I would say the second and third stages are there to deal with self-resonance issues in the capacitors. (So this really isn't a "third-order filter", for any practical purposes.)
If the capacitors were ideal capacitors, then the second and third stages would have no appreciable effect. In an ideal capacitor, the impedance of the capacitor keeps getting lower as the frequency gets higher.
In the real world, all capacitors have some parasitic inductance. At low frequencies, this effect of this parasitic inductance is inconsequential, so the impedance-vs-frequency relationship resembles an ideal capacitor. But at higher frequencies the effect of the parasitic inductance becomes more and more significant (the capacitor actually looks like an inductor-capacitor "LC" circuit). At some point there will be a resonant frequency just like with any other LC circuit, and beyond that frequency the impedance of the capacitor will increase as frequency increases, just like an inductor. At this point the low-pass filter is no longer a low-pass filter!
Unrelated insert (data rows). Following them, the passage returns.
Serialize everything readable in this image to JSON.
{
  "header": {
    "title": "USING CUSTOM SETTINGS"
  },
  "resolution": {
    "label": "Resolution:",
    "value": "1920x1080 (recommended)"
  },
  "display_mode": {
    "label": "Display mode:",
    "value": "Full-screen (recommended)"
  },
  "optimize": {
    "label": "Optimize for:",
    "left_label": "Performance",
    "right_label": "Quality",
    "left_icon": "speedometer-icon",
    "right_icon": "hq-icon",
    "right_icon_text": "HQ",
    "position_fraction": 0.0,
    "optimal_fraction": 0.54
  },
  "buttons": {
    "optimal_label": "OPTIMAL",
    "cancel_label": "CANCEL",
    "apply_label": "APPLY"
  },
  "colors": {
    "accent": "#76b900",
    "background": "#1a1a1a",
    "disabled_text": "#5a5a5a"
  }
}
As you'd probably imagine, larger capacitors have a lower self-resonant frequency and smaller capacitors have a higher self-resonant frequency. So, it is a common practice to put multiple capacitors in parallel -- for example a 0.1µF capacitor in parallel with a 10µF capacitor -- to overcome this effect. Once the frequency gets high enough that the 10µF capacitor is no longer effective, the 0.1µF capacitor is still acting as an effective capacitor so the circuit overall still works.
The extra resistors in this circuit are new to me, but as this article suggests perhaps they are there to dampen out other resonant effects that could happen otherwise.